Einen Tag später bekomme ich eine Nachricht aus dem Tierheim. Ob ich mal auf der Videoüberwachung schauen kann, wer uns die Hunde und die Kätzchen vor die Tür gelegt hat. Natürlich kann ich. Es ist mir eine Freude. Innerhalb eines Tages wurden zwei Hunde und drei Kätzchen ausgesetzt. Wenn wir gute Aufnahmen haben, geben wir sie zur Polizei. Genauer gesagt bekommt sie ein bestimmter Polizist von der Hundestaffel. Der sorgt dann dafür, dass der Tierfreund eine Geldbuße zahlen muss.
Leider habe ich am Vortag bei einer ähnlichen Aktion die wichtigste Kamera abgeschaltet. Deswegen haben wir das Kennzeichen von dem Mann nicht, der uns gegen 13 Uhr die Katzen vor die Tür gelegt hat. Die Katzen mussten ohne Nahrung und ohne Wasser den ganzen Nachmittag und die folgende Nacht in ihrem Karton ausharren. Die Kätzchen sind ein paar Tage älter als die vier, die bei mir an Bord gewohnt haben. Sie können schon selbständig fressen und ihre Bedürfnisse verrichten.
Die Kennzeichen der beiden nun ehemaligen Hundehalter haben wir jedoch. Insbesondere der zweite Kerl, der uns den Hund an den Baum gekettet hat, ist besonders frech. Bei seinem ersten Besuch (hier können wir das Kennzeichen erkennen) läuft er herum und informiert sich über die Öffnungszeiten. Dann pinkelt er gegen die Mauer zum Nachbargrundstück und fährt wieder davon. Eine Dreiviertelstunde später ist er wieder da und holt den Hund aus dem Kofferraum, der dann am Baum gelassen wird. Außerdem muss er noch ein zweites Mal gegen die Mauer pinkeln. Puh.
Meinen vier Babys geht es ausgezeichnet. Inzwischen müssen sie nicht mehr abgewaschen werden, sie reinigen sich selbst, wie es ein kleiner Kater machen muss. Nur Captain Sparrow muss noch ein wenig an seinen Tischmanieren arbeiten.
Es ist kaum zu glauben. Die beiden letzten Wochen sind unglaublich schnell vergangen. Ich schwitze im Salon und schreibe diese Zeilen nieder. Dabei wird mir bewusst, dass ich heute vor zwei Wochen die vier Kätzchen mit aufs Boot genommen habe. Und dass ich sie vor drei Tagen wieder ins Tierheim gebraucht habe.
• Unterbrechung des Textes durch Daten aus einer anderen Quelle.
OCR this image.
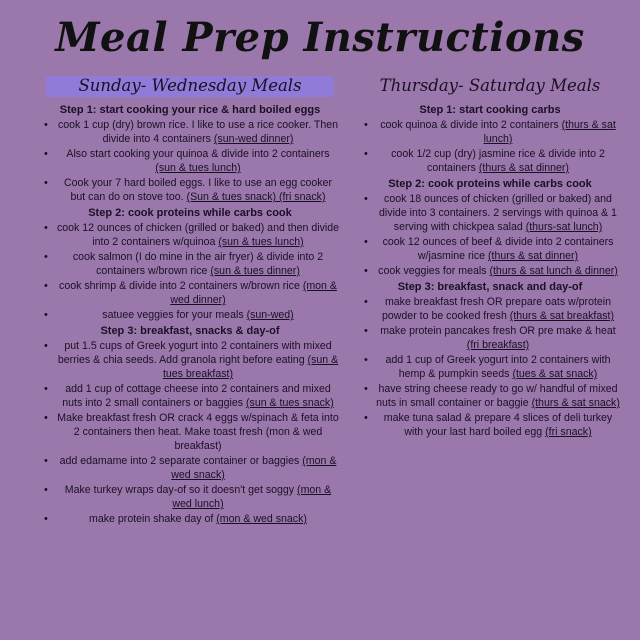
Meal Prep Instructions
Sunday- Wednesday Meals
Step 1: start cooking your rice & hard boiled eggs
• cook 1 cup (dry) brown rice. I like to use a rice cooker. Then divide into 4 containers (sun-wed dinner)
• Also start cooking your quinoa & divide into 2 containers (sun & tues lunch)
• Cook your 7 hard boiled eggs. I like to use an egg cooker but can do on stove too. (Sun & tues snack) (fri snack)
Step 2: cook proteins while carbs cook
• cook 12 ounces of chicken (grilled or baked) and then divide into 2 containers w/quinoa (sun & tues lunch)
• cook salmon (I do mine in the air fryer) & divide into 2 containers w/brown rice (sun & tues dinner)
• cook shrimp & divide into 2 containers w/brown rice (mon & wed dinner)
• satuee veggies for your meals (sun-wed)
Step 3: breakfast, snacks & day-of
• put 1.5 cups of Greek yogurt into 2 containers with mixed berries & chia seeds. Add granola right before eating (sun & tues breakfast)
• add 1 cup of cottage cheese into 2 containers and mixed nuts into 2 small containers or baggies (sun & tues snack)
• Make breakfast fresh OR crack 4 eggs w/spinach & feta into 2 containers then heat. Make toast fresh (mon & wed breakfast)
• add edamame into 2 separate container or baggies (mon & wed snack)
• Make turkey wraps day-of so it doesn't get soggy (mon & wed lunch)
• make protein shake day of (mon & wed snack)
Thursday- Saturday Meals
Step 1: start cooking carbs
• cook quinoa & divide into 2 containers (thurs & sat lunch)
• cook 1/2 cup (dry) jasmine rice & divide into 2 containers (thurs & sat dinner)
Step 2: cook proteins while carbs cook
• cook 18 ounces of chicken (grilled or baked) and divide into 3 containers. 2 servings with quinoa & 1 serving with chickpea salad (thurs-sat lunch)
• cook 12 ounces of beef & divide into 2 containers w/jasmine rice (thurs & sat dinner)
• cook veggies for meals (thurs & sat lunch & dinner)
Step 3: breakfast, snack and day-of
• make breakfast fresh OR prepare oats w/protein powder to be cooked fresh (thurs & sat breakfast)
• make protein pancakes fresh OR pre make & heat (fri breakfast)
• add 1 cup of Greek yogurt into 2 containers with hemp & pumpkin seeds (tues & sat snack)
• have string cheese ready to go w/ handful of mixed nuts in small container or baggie (thurs & sat snack)
• make tuna salad & prepare 4 slices of deli turkey with your last hard boiled egg (fri snack)
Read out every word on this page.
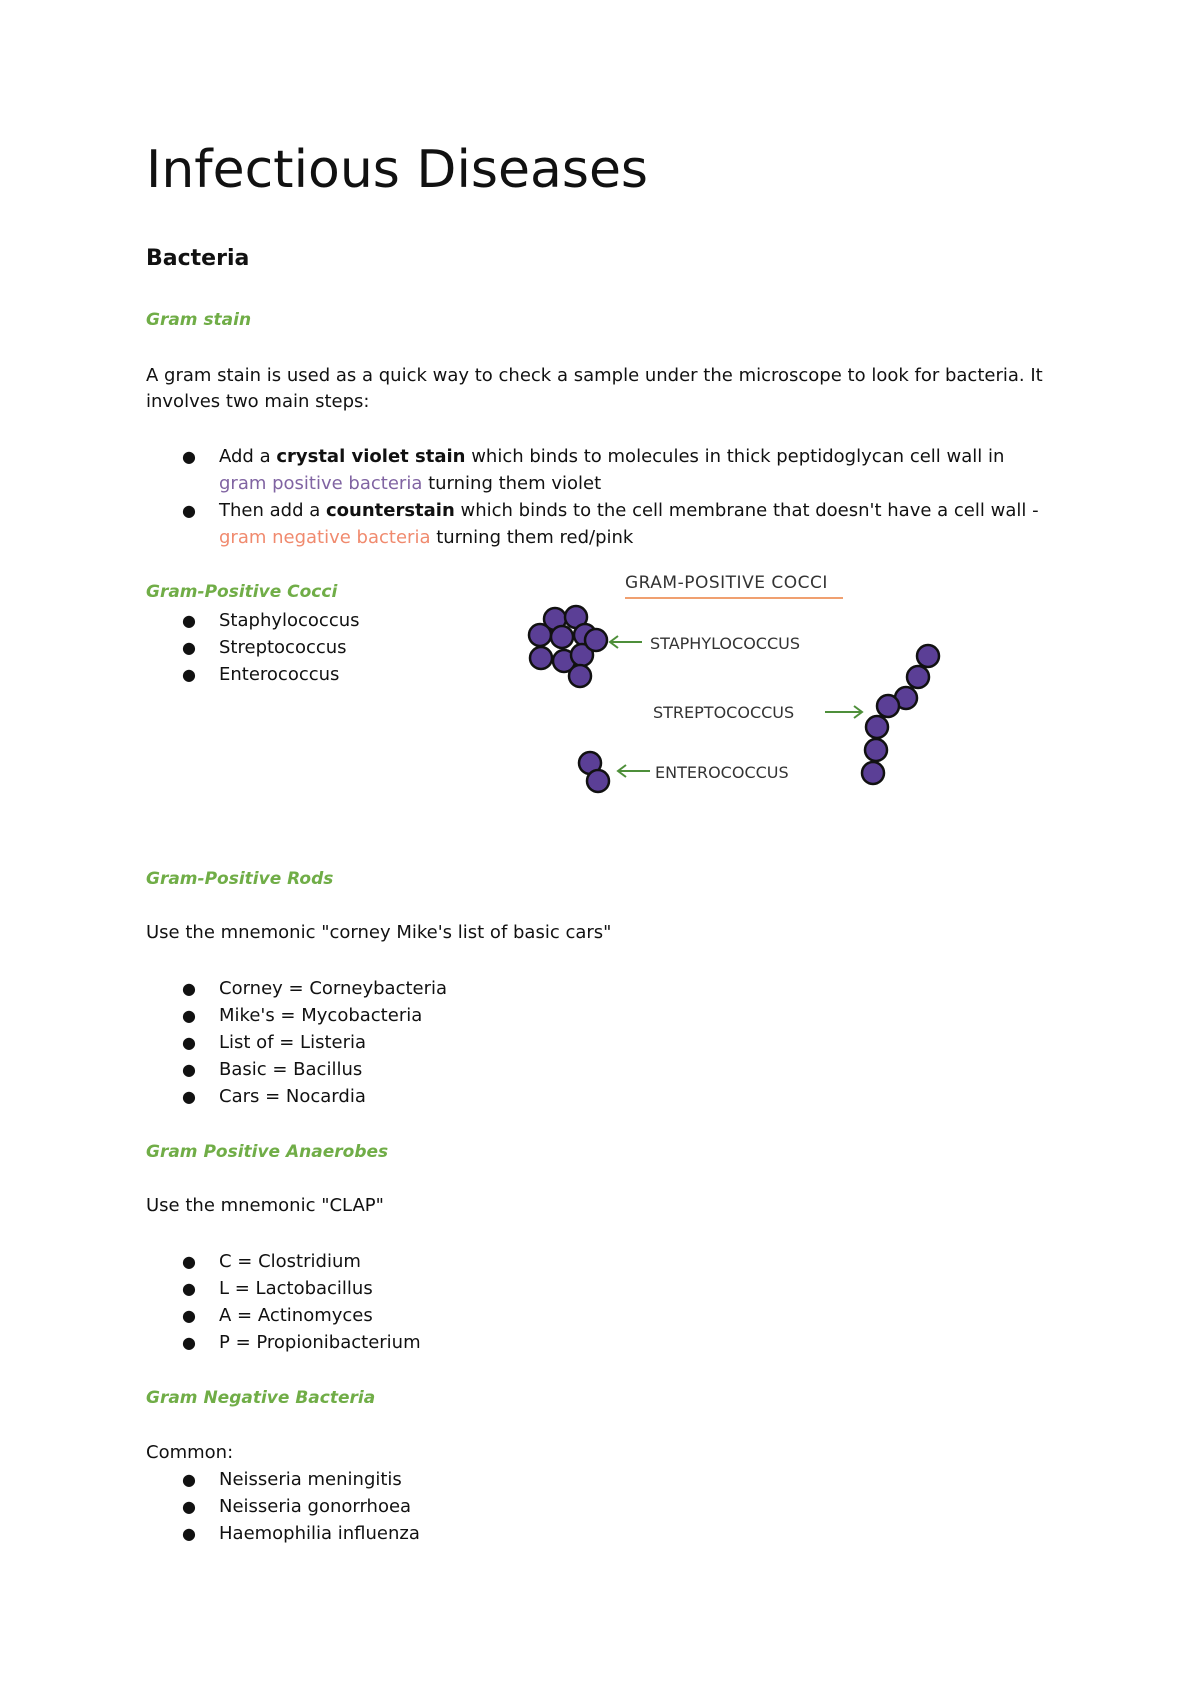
Infectious Diseases
Bacteria
Gram stain
A gram stain is used as a quick way to check a sample under the microscope to look for bacteria. It involves two main steps:
● Add a crystal violet stain which binds to molecules in thick peptidoglycan cell wall in gram positive bacteria turning them violet
● Then add a counterstain which binds to the cell membrane that doesn't have a cell wall - gram negative bacteria turning them red/pink
Gram-Positive Cocci
● Staphylococcus
● Streptococcus
● Enterococcus
GRAM-POSITIVE COCCI
STAPHYLOCOCCUS
STREPTOCOCCUS
ENTEROCOCCUS
Gram-Positive Rods
Use the mnemonic "corney Mike's list of basic cars"
● Corney = Corneybacteria
● Mike's = Mycobacteria
● List of = Listeria
● Basic = Bacillus
● Cars = Nocardia
Gram Positive Anaerobes
Use the mnemonic "CLAP"
● C = Clostridium
● L = Lactobacillus
● A = Actinomyces
● P = Propionibacterium
Gram Negative Bacteria
Common:
● Neisseria meningitis
● Neisseria gonorrhoea
● Haemophilia influenza
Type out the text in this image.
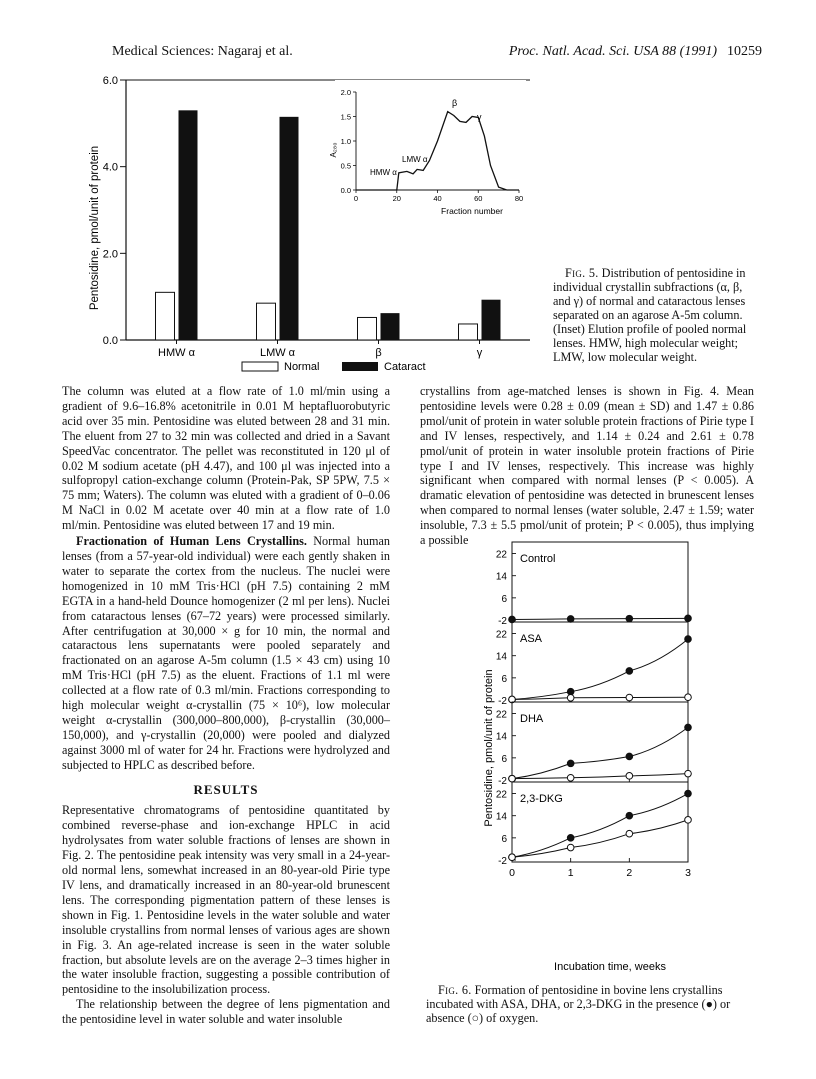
Medical Sciences: Nagaraj et al.	Proc. Natl. Acad. Sci. USA 88 (1991) 10259
Pentosidine, pmol/unit of protein
0.0
2.0
4.0
6.0
HMW α	LMW α	β	γ
Normal	Cataract
A₂₈₀
0.0
0.5
1.0
1.5
2.0
0	20	40	60	80
HMW α
LMW α
β
γ
Fraction number
Fig. 5. Distribution of pentosidine in individual crystallin subfractions (α, β, and γ) of normal and cataractous lenses separated on an agarose A-5m column. (Inset) Elution profile of pooled normal lenses. HMW, high molecular weight; LMW, low molecular weight.

The column was eluted at a flow rate of 1.0 ml/min using a gradient of 9.6–16.8% acetonitrile in 0.01 M heptafluorobutyric acid over 35 min. Pentosidine was eluted between 28 and 31 min. The eluent from 27 to 32 min was collected and dried in a Savant SpeedVac concentrator. The pellet was reconstituted in 120 μl of 0.02 M sodium acetate (pH 4.47), and 100 μl was injected into a sulfopropyl cation-exchange column (Protein-Pak, SP 5PW, 7.5 × 75 mm; Waters). The column was eluted with a gradient of 0–0.06 M NaCl in 0.02 M acetate over 40 min at a flow rate of 1.0 ml/min. Pentosidine was eluted between 17 and 19 min.

Fractionation of Human Lens Crystallins. Normal human lenses (from a 57-year-old individual) were each gently shaken in water to separate the cortex from the nucleus. The nuclei were homogenized in 10 mM Tris·HCl (pH 7.5) containing 2 mM EGTA in a hand-held Dounce homogenizer (2 ml per lens). Nuclei from cataractous lenses (67–72 years) were processed similarly. After centrifugation at 30,000 × g for 10 min, the normal and cataractous lens supernatants were pooled separately and fractionated on an agarose A-5m column (1.5 × 43 cm) using 10 mM Tris·HCl (pH 7.5) as the eluent. Fractions of 1.1 ml were collected at a flow rate of 0.3 ml/min. Fractions corresponding to high molecular weight α-crystallin (75 × 10⁶), low molecular weight α-crystallin (300,000–800,000), β-crystallin (30,000–150,000), and γ-crystallin (20,000) were pooled and dialyzed against 3000 ml of water for 24 hr. Fractions were hydrolyzed and subjected to HPLC as described before.

RESULTS

Representative chromatograms of pentosidine quantitated by combined reverse-phase and ion-exchange HPLC in acid hydrolysates from water soluble fractions of lenses are shown in Fig. 2. The pentosidine peak intensity was very small in a 24-year-old normal lens, somewhat increased in an 80-year-old Pirie type IV lens, and dramatically increased in an 80-year-old brunescent lens. The corresponding pigmentation pattern of these lenses is shown in Fig. 1. Pentosidine levels in the water soluble and water insoluble crystallins from normal lenses of various ages are shown in Fig. 3. An age-related increase is seen in the water soluble fraction, but absolute levels are on the average 2–3 times higher in the water insoluble fraction, suggesting a possible contribution of pentosidine to the insolubilization process.

The relationship between the degree of lens pigmentation and the pentosidine level in water soluble and water insoluble

crystallins from age-matched lenses is shown in Fig. 4. Mean pentosidine levels were 0.28 ± 0.09 (mean ± SD) and 1.47 ± 0.86 pmol/unit of protein in water soluble protein fractions of Pirie type I and IV lenses, respectively, and 1.14 ± 0.24 and 2.61 ± 0.78 pmol/unit of protein in water insoluble protein fractions of Pirie type I and IV lenses, respectively. This increase was highly significant when compared with normal lenses (P < 0.005). A dramatic elevation of pentosidine was detected in brunescent lenses when compared to normal lenses (water soluble, 2.47 ± 1.59; water insoluble, 7.3 ± 5.5 pmol/unit of protein; P < 0.005), thus implying a possible

Pentosidine, pmol/unit of protein
Control
-2
6
14
22
ASA
-2
6
14
22
DHA
-2
6
14
22
2,3-DKG
-2
6
14
22
0	1	2	3
Incubation time, weeks
Fig. 6. Formation of pentosidine in bovine lens crystallins incubated with ASA, DHA, or 2,3-DKG in the presence (●) or absence (○) of oxygen.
Zuletzt ist es nur noch Admiral Nelson, der durch Schüchternheit am Futternapf auffällt. Dabei weiß ich, dass er fressen kann. Er frisst immer erst dann, wenn seine Brüder ihre Mahlzeit beendet haben. Das ist ungerecht, denn die anderen werden dicker und größer. Nelson hängt hinterher. Also schnappe ich ihn mir bei den nächsten beiden Raubtierfütterungen und lasse ihn im Cockpit alleine speisen. Die anderen veranstalten im Salon ein großes Getöse und versuchen, den Niedergang heraufzuklettern, hören sie ihren Bruder doch genüsslich schmatzen. Wenn Nelson satt ist, bekommen die anderen die „Reste“, immer noch den größten Teil von der Portion. Im Video sieht man es sehr gut. Ich habe Aufnahmen beim Fressen von verschiedenen Tagen hintereinander geschnitten. Dabei wird Nelson am Futternapf immer frecher. Ich entscheide, dass die Kerlchen am Montag wieder ins Tierheim zurück müssen. Nach nur eineinhalb Wochen.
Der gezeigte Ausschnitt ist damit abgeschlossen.